SecurityBrief New Zealand - Technology news for CISOs & cybersecurity decision-makers
Story image
Lack of visibility cited as number one roadblock to robust security, report finds
Fri, 17th Sep 2021
FYI, this story is more than a year old

Among the roadblocks to achieving a risk-oriented security posture are ineffective security metrics, operational inefficiencies and the lack of full visibility across their dynamic IT environment.

This is the key finding of ReliaQuest and Ponemon Research's latest report ‘Making Security Possible and Achieving a Risk-oriented Security Posture', that details the needs and priorities of cybersecurity leaders.

The report shows that organisations are prioritising strategic security programs but missing the foundational capabilities they need to make meaningful changes to their security posture.

The report finds that security leaders are committed to a stronger risk-based security posture with 57% of respondents prioritising securely migrating applications to the cloud.

Furthermore, almost half (49%) of security leaders are enabling DevSecOps best practices and 48% of organisations surveyed are prioritising implementing zero trust principles as part of their security strategy.

However, overall the report finds that security teams are not aligned on their security program or metrics.

The primary obstacle to implementing an IT security risk management program is a lack of standardised metrics to measure progress (64%), followed by the lack of a risk management strategy and decision-making structure (58%).

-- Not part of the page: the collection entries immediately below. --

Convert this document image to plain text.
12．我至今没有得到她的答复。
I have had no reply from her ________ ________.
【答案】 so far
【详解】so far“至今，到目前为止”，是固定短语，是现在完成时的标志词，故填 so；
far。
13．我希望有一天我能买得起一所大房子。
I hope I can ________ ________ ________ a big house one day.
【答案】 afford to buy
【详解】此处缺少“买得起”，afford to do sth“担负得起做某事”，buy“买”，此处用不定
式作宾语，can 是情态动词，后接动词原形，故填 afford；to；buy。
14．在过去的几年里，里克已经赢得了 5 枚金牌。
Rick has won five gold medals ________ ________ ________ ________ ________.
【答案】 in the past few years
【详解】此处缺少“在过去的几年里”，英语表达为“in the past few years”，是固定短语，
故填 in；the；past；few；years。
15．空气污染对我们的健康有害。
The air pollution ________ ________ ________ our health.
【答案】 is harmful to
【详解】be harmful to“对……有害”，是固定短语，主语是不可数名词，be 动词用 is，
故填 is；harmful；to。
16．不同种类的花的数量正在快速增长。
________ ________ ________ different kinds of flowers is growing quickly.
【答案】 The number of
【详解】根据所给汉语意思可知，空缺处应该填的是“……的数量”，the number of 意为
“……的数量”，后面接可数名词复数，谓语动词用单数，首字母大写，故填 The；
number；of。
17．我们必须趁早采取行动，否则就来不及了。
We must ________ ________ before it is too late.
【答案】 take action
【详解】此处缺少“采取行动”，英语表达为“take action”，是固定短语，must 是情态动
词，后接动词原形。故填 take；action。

More than half (58%) of respondents say that the lack of a well-defined security and risk management program is what makes their organisation most vulnerable to attacks, but only 31% consider developing a risk-reduction program a top security priority.

In addition, only a third (37%) of those surveyed believe that their teams are tracking the right security metrics and that it is easy to communicate them to business executives and board members, and only about half (49%) rate developing business goal-oriented metrics as one of the top priorities for the next year.

The report also highlighted that security teams are inhibited by process and operational inefficiencies.

Of those surveyed, 31% of respondents say their security staff spends at least three hours a day manually administering and managing (optimisation, writing rules, integrating) tools.

The majority (57%) of organisations have one staff member managing more than four tools in their organisations, and only 17% have one staff member assigned to manage a single tool.

Overall, 52% agree that their team is spending too much time on data collection activities instead of threat detection and analysis.

The report also identified poor enterprise-wise visibility as the main culprit behind risk exposure.

Only 13% said they have more than 75% visibility across all security tools, including on-premises and the cloud, and 69% believe they have less than 50% visibility across all security tools, including on-premises and the cloud.

More than half (56%) believe they could achieve better threat detection and response efficiency with better visibility by integrating and providing a singular view across tools, and 60% state their top challenge in implementing effective threat detection is a lack of integrated visibility into cloud and on-premises sources.

Finally, only about one-third (36%) say they are measuring visibility across the environment, including on-premises and the cloud.

ReliaQuest vice president of product and solutions marketing, Ashok Sankar, says, “This research offers insights into the priorities of security leaders, the day-to-day struggles they face and their ambition to support the business through change.

“While it's positive to see more leaders engaging in strategic approaches to securing their organisation, as they look to implement programs like zero trust - which can be a multi-year journey - it's important to keep their energy focused on the fundamentals of cybersecurity.

"Visibility, metrics and process aren't sexy, but they are the building blocks of a resilient security program.

Sankar adds, “As organisations seek to digitally transform their business and adapt to hybrid work, it's critical that security teams are not only aligned on goals, but also have the proper resources to drive resilient security operations, setting the enterprise up for long-term success.